Cztery lata później ponownie pojawił się w Waszyngtonie i ustawił telegraf pomiędzy dwiema salami konferencyjnymi, by zaprezentować technologię, która, wynaleziona zawczasu, pozwoliłaby mu zobaczyć Lukrecję przed śmiercią albo przynajmniej uczestniczyć w pogrzebie. Kongres dał mu 30 tysięcy dolarów, za które zbudował linię telegraficzną aż do Baltimore. A 24 maja 1844 roku wysłał nią pierwszą wiadomość. 
 

Wkrótce po całym kraju zaczęto wysyłać całe mnóstwo różnych typów wiadomości. Wynalazek przyczynił się do transformacji komunikacji, biznesu i samego pojęcia wiadomości. Świat stał się szybszy, a czas dostarczania wiadomości z Waszyngtonu do New Haven skrócił się z czterech dni do niecałych czterech sekund. Zmianie uległ też sposób przesyłania wiadomości między statkami. Komunikacja wojskowa została usprawniona. 
 

Nie sposób ocenić, w jakim stopniu śmierć Lukrecji zainspirowała Morse’a do wynalezienia telegrafu. Oba wydarzenia dzieli bowiem wiele lat, a listy Morse’a nie wyjawiają niczego – choć rzeczywiście powiedział swojej starszej córce, że “nie jest w stanie sobie wyobrazić, jak głęboką ranę pozostawiła po sobie śmierć żony”. Morse ożenił się ponownie w 1848 roku. Miał jeszcze czworo innych dzieci.
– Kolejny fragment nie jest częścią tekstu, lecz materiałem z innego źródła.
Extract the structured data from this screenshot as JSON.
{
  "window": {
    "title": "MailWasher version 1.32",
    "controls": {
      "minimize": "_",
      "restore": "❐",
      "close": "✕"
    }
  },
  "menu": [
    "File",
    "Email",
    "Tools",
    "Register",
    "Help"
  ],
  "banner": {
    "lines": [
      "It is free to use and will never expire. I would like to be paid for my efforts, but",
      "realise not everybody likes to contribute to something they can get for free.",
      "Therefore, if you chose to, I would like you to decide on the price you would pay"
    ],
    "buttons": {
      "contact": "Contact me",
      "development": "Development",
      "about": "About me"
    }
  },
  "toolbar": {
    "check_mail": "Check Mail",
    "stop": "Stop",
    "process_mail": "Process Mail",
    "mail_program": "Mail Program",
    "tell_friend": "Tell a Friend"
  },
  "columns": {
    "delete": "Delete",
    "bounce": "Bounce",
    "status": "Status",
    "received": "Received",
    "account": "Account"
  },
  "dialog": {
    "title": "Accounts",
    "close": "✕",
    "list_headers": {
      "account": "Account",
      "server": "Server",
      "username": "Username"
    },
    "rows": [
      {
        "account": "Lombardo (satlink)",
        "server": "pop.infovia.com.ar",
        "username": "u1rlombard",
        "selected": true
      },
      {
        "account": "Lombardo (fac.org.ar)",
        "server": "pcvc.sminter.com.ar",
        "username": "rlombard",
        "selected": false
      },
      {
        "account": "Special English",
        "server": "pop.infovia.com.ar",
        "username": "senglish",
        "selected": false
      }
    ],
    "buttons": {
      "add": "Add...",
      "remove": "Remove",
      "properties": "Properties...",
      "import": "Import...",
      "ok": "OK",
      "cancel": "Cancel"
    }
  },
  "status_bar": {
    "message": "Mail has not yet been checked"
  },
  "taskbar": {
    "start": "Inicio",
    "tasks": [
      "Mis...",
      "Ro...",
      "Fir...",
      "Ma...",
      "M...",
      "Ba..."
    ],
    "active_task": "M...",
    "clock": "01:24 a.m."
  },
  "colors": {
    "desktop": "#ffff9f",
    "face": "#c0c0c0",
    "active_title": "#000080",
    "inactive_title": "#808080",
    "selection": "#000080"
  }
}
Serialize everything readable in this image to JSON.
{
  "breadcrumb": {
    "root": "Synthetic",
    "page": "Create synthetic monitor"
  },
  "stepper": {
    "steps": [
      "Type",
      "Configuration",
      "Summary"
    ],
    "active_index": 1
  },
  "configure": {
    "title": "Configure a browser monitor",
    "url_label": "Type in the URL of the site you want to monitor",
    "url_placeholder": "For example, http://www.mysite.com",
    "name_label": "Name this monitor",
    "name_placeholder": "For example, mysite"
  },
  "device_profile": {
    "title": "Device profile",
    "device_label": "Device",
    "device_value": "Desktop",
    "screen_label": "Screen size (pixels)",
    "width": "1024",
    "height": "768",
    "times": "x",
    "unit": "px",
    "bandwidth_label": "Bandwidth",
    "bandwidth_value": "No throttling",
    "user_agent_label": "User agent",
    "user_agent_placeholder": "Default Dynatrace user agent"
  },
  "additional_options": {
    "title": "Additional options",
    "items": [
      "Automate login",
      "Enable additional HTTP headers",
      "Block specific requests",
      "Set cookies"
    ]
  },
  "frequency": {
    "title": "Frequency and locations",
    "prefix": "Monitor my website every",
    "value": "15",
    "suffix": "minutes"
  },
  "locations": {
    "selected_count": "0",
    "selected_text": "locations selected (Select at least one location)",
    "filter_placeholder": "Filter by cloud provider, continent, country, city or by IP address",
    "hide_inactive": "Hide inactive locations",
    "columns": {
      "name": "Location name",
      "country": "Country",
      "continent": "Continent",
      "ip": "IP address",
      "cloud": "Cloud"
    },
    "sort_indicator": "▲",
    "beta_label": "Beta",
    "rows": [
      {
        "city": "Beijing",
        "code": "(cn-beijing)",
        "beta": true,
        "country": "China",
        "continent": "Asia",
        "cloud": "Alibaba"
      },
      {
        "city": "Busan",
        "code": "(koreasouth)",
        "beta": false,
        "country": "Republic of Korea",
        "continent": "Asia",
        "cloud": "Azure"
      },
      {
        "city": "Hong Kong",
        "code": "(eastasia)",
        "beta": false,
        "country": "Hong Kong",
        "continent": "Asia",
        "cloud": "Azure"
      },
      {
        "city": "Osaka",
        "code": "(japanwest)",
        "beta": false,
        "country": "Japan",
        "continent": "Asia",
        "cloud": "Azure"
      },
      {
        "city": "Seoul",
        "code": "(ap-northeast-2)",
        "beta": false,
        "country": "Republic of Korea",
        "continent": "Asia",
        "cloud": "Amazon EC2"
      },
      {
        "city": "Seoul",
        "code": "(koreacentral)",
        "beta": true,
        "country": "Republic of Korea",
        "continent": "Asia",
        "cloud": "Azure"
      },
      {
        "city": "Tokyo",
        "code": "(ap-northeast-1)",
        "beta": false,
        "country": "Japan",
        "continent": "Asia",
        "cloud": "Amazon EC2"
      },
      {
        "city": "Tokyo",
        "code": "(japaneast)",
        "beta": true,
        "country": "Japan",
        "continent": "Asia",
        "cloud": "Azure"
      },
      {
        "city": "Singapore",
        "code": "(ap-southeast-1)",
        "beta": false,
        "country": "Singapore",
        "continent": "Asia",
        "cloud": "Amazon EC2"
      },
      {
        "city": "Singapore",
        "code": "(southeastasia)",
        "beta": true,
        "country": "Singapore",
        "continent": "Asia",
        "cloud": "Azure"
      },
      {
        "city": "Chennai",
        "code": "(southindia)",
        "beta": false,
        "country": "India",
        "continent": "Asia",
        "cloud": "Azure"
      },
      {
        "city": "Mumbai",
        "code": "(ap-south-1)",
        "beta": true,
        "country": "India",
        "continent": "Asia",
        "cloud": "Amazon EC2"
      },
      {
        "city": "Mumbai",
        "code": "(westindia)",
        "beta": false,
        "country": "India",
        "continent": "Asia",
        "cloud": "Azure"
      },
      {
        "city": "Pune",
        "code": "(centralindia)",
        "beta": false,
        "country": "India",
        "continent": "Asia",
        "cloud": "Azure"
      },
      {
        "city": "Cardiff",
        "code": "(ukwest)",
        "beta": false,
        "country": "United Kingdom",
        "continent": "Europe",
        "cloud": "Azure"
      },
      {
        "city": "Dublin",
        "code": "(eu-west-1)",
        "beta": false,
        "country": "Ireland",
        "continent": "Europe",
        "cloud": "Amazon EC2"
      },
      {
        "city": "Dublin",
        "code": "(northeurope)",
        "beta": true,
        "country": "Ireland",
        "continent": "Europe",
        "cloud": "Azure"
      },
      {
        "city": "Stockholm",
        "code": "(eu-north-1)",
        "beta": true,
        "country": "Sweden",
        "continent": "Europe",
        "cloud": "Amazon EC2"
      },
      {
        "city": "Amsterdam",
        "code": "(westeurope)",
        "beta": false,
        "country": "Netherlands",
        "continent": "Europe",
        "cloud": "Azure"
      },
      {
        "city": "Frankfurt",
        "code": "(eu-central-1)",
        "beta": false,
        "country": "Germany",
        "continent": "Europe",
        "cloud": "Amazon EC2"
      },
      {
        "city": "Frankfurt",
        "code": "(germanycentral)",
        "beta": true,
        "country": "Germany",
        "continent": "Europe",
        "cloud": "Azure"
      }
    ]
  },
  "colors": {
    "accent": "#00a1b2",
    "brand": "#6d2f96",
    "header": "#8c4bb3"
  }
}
Bronił swoich patentów i resztę życia spędził pracując nad wynalazkami  i pielęgnując swoje małe dziwactwa (był mocno zagorzałym antykatolikiem, a w późniejszym okresie również zwolennikiem niewolnictwa).
 

Jednak Morse’a nie pamięta się ani za jego poglądy polityczne, ani za obrazy. Wpisał się w historię, dzięki wynalazkowi, który zmienił pojęcie odległości i czasu. Wynaleziony wcześniej, mógłby mu umożliwić pożegnanie z ukochaną żoną. 
 

Informacje zawarte w tym artykule pochodzą z następującej literatury: “Lightning Man” Kenneth Silverman,“The Victorian Internet” Tom Standage, “The Memory Palace” Nate DiMeo, teksty Samuela Morse’a.